It takes approximately 80mg of copperhead venom to kill a man. An average adult copperhead can inject 40mg. They would be capable of killing a hen based on that alone. A baby copperhead would not be likely to kill a hen. There fangs are small, and they do not put out a lot of venom.
A chicken would be hard to get an effective bite on, that is through all of that feather. A bite to the face would be the worst possible scenario for a chicken. An example would be if the chicken went face to face with one.
Copperheads are shy retiring creatures.

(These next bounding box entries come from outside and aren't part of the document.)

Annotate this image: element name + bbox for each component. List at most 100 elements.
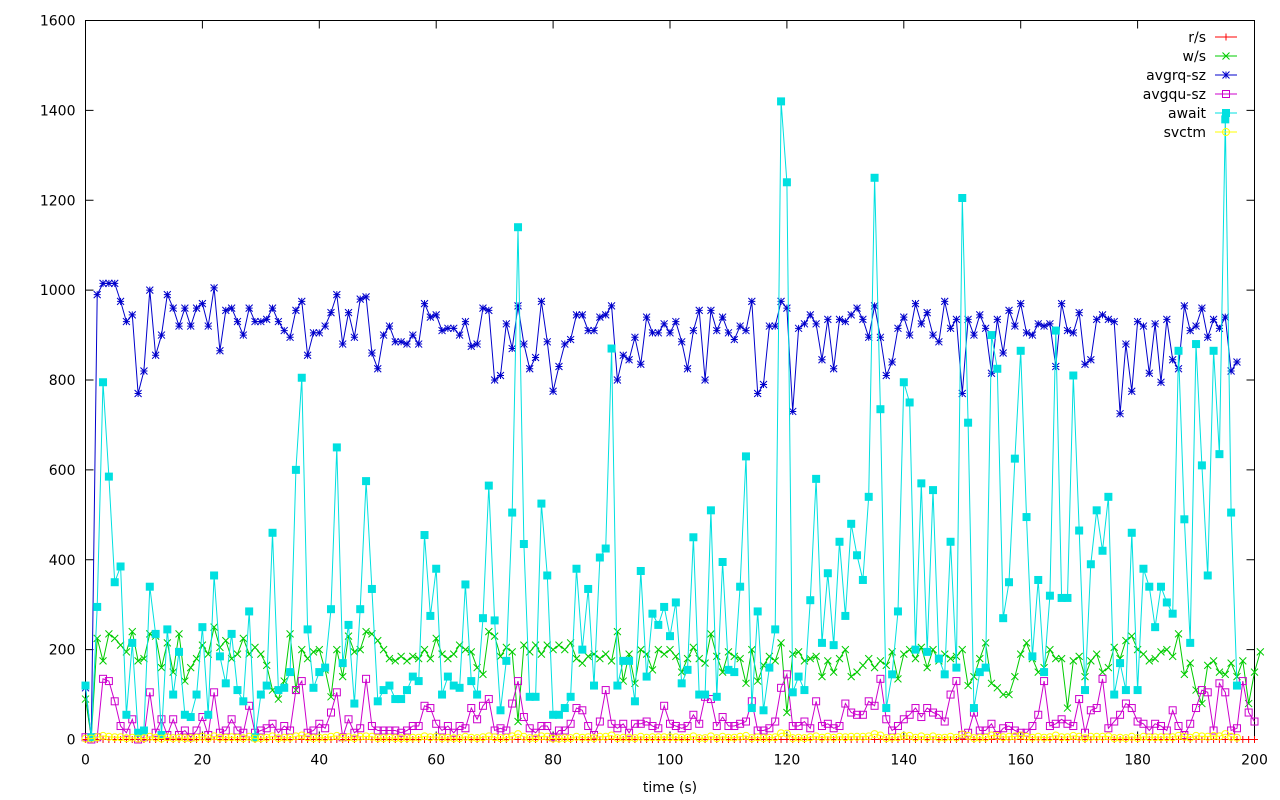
data-point [408, 733, 417, 742]
data-point [800, 319, 809, 328]
data-point [625, 355, 633, 364]
data-point [245, 304, 254, 312]
data-point [1052, 736, 1060, 743]
data-point [1080, 728, 1089, 737]
data-point [1075, 732, 1084, 741]
data-point [1156, 722, 1165, 731]
data-point [139, 734, 148, 743]
data-point [99, 279, 107, 288]
data-point [1040, 677, 1049, 686]
y-tick-label: 1400 [40, 103, 76, 119]
data-point [584, 652, 593, 661]
data-point [847, 732, 856, 741]
data-point [1034, 319, 1043, 328]
data-point [93, 290, 102, 299]
data-point [467, 677, 476, 686]
data-point [239, 734, 248, 743]
data-point [917, 319, 926, 328]
data-point [853, 551, 862, 560]
data-point [671, 317, 680, 326]
data-point [999, 690, 1008, 699]
data-point [595, 553, 604, 562]
data-point [338, 340, 347, 348]
data-point [1174, 731, 1183, 740]
x-tick-label: 80 [544, 753, 562, 769]
data-point [93, 602, 102, 611]
data-point [1057, 733, 1066, 742]
data-point [742, 326, 750, 335]
data-point [461, 317, 470, 326]
data-point [251, 317, 259, 326]
data-point [537, 732, 546, 741]
data-point [636, 360, 645, 369]
data-point [806, 654, 815, 663]
data-point [946, 324, 955, 333]
data-point [1005, 306, 1013, 315]
data-point [1016, 650, 1025, 658]
data-point [221, 679, 230, 688]
data-point [1139, 732, 1148, 741]
series-w-s [81, 623, 1265, 742]
data-point [508, 508, 517, 517]
data-point [180, 726, 189, 735]
data-point [157, 331, 166, 339]
data-point [1127, 704, 1136, 713]
data-point [508, 344, 517, 353]
data-point [531, 641, 540, 649]
data-point [93, 733, 102, 742]
data-point [1168, 652, 1177, 661]
data-point [999, 614, 1008, 623]
data-point [853, 304, 861, 312]
data-point [899, 650, 908, 658]
data-point [952, 315, 961, 324]
data-point [303, 625, 312, 634]
data-point [736, 732, 745, 741]
data-point [338, 733, 347, 742]
data-point [216, 643, 224, 652]
data-point [613, 376, 622, 384]
data-point [911, 704, 920, 713]
data-point [894, 324, 902, 333]
data-point [1051, 731, 1060, 740]
data-point [478, 701, 487, 710]
data-point [373, 697, 382, 706]
data-point [1151, 654, 1159, 663]
data-point [765, 724, 774, 733]
data-point [116, 562, 125, 571]
data-point [601, 732, 610, 741]
data-point [584, 733, 593, 742]
data-point [1034, 575, 1043, 584]
data-point [198, 732, 207, 741]
data-point [952, 677, 961, 686]
data-point [847, 672, 856, 681]
data-point [327, 308, 335, 317]
data-point [1051, 326, 1060, 335]
data-point [408, 672, 417, 681]
data-point [993, 683, 1002, 692]
data-point [654, 733, 663, 742]
data-point [923, 647, 932, 656]
data-point [1186, 638, 1195, 647]
data-point [817, 638, 826, 647]
data-point [473, 734, 482, 743]
data-point [81, 681, 90, 690]
data-point [239, 331, 248, 339]
data-point [876, 657, 885, 665]
data-point [560, 726, 569, 735]
data-point [1127, 732, 1136, 741]
data-point [1168, 706, 1177, 715]
data-point [192, 654, 201, 663]
data-point [344, 715, 353, 724]
data-point [1017, 736, 1025, 743]
data-point [163, 639, 172, 647]
data-point [794, 648, 803, 656]
data-point [1022, 732, 1031, 741]
data-point [350, 728, 359, 737]
data-point [876, 333, 885, 342]
data-point [584, 326, 593, 335]
data-point [829, 641, 838, 650]
data-point [379, 686, 388, 695]
data-point [940, 717, 949, 726]
data-point [701, 690, 710, 699]
data-point [555, 641, 563, 649]
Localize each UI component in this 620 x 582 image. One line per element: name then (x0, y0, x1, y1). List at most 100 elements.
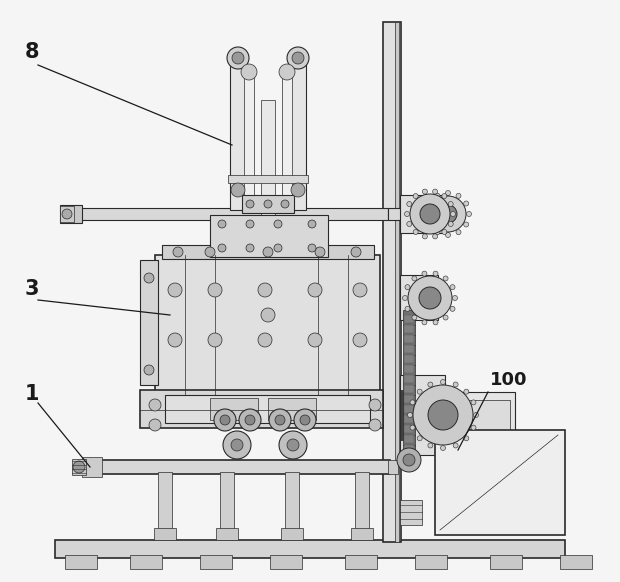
Circle shape (410, 400, 415, 405)
Circle shape (353, 283, 367, 297)
Circle shape (315, 247, 325, 257)
Circle shape (308, 333, 322, 347)
Circle shape (417, 436, 422, 441)
Circle shape (246, 220, 254, 228)
Circle shape (451, 211, 456, 217)
Circle shape (464, 201, 469, 206)
Bar (55, 540, 565, 558)
Circle shape (351, 247, 361, 257)
Bar (404, 435, 414, 443)
Bar (268, 398, 316, 420)
Circle shape (168, 333, 182, 347)
Bar (395, 22, 399, 542)
Bar (404, 375, 414, 383)
Bar (560, 555, 592, 569)
Circle shape (453, 443, 458, 448)
Bar (282, 70, 292, 210)
Circle shape (173, 247, 183, 257)
Bar (140, 390, 383, 428)
Circle shape (446, 190, 451, 196)
Circle shape (73, 461, 85, 473)
Circle shape (214, 409, 236, 431)
Circle shape (433, 320, 438, 325)
Bar (285, 472, 299, 532)
Circle shape (412, 315, 417, 320)
Circle shape (291, 183, 305, 197)
Bar (460, 400, 510, 445)
Bar (351, 528, 373, 540)
Circle shape (443, 315, 448, 320)
Circle shape (279, 431, 307, 459)
Circle shape (422, 271, 427, 276)
Bar (210, 398, 258, 420)
Bar (140, 260, 158, 385)
Circle shape (446, 232, 451, 237)
Circle shape (232, 52, 244, 64)
Bar (165, 395, 370, 423)
Circle shape (427, 201, 432, 206)
Bar (415, 555, 447, 569)
Circle shape (405, 306, 410, 311)
Bar (242, 195, 294, 213)
Circle shape (274, 244, 282, 252)
Circle shape (410, 194, 450, 234)
Circle shape (419, 287, 441, 309)
Circle shape (464, 222, 469, 227)
Circle shape (274, 220, 282, 228)
Circle shape (464, 436, 469, 441)
Circle shape (439, 205, 457, 223)
Circle shape (208, 333, 222, 347)
Circle shape (440, 445, 446, 450)
Circle shape (144, 365, 154, 375)
Bar (130, 555, 162, 569)
Circle shape (404, 211, 409, 217)
Circle shape (433, 271, 438, 276)
Circle shape (420, 204, 440, 224)
Text: 3: 3 (25, 279, 40, 299)
Circle shape (433, 189, 438, 194)
Bar (228, 175, 308, 183)
Circle shape (294, 409, 316, 431)
Bar (60, 205, 82, 223)
Circle shape (422, 320, 427, 325)
Circle shape (422, 189, 427, 194)
Bar (460, 392, 515, 452)
Bar (65, 555, 97, 569)
Bar (158, 472, 172, 532)
Bar (388, 208, 443, 220)
Text: 8: 8 (25, 42, 40, 62)
Bar (244, 70, 254, 210)
Circle shape (279, 64, 295, 80)
Circle shape (353, 333, 367, 347)
Circle shape (231, 439, 243, 451)
Text: 1: 1 (25, 384, 40, 404)
Circle shape (435, 230, 440, 235)
Circle shape (402, 296, 407, 300)
Circle shape (62, 209, 72, 219)
Bar (281, 528, 303, 540)
Bar (210, 215, 328, 257)
Circle shape (405, 285, 410, 290)
Bar (400, 500, 422, 525)
Bar (404, 355, 414, 363)
Circle shape (287, 439, 299, 451)
Circle shape (408, 276, 452, 320)
Circle shape (428, 382, 433, 387)
Circle shape (433, 234, 438, 239)
Circle shape (425, 211, 430, 217)
Circle shape (220, 415, 230, 425)
Circle shape (264, 200, 272, 208)
Circle shape (471, 425, 476, 430)
Circle shape (149, 399, 161, 411)
Circle shape (258, 333, 272, 347)
Circle shape (407, 222, 412, 226)
Circle shape (281, 200, 289, 208)
Bar (388, 460, 398, 474)
Circle shape (149, 419, 161, 431)
Circle shape (241, 64, 257, 80)
Circle shape (231, 183, 245, 197)
Bar (404, 395, 414, 403)
Bar (82, 457, 102, 477)
Bar (154, 528, 176, 540)
Circle shape (448, 222, 453, 226)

They are not particularly likely to hang out in an active chicken coop. That is not saying that one will not pass through. They just are not like rat snakes where they would actively search a chicken house looking for eggs and young birds. Rat snakes are bird and egg eaters. They are nest robbers by nature.
All of that said, the likelihood of death by copperhead for a chicken is slim. Not impossible, but not likely. A hen molesting a copperhead could take a face bite. If you suspected a snake bite from a copperhead, you would not be looking for fang marks on a dead bird. You would be looking for excessive swelling, discolored skin, and giant blood blisters called blebs. You would see the injury before the bird died. A copperhead bite will not kill an animal the size of a hen fast. It will take time.
The venom from a copperhead is hemotoxic. The enzymes will start breaking down tissue and causing internal bleeding (similar to what you would see on the surface with the blebs). These symptoms would progress over a period of time and you would definitely know something was wrong with your bird first. Maybe if the bird was bit at dusk, you might find them dead by the morning, but even then it would not be hard to find the symptoms and damage from the snake bite. It is not pretty and it is unmistakable. It is also very very painful.
Trust me. I have had been bitten a few times myself.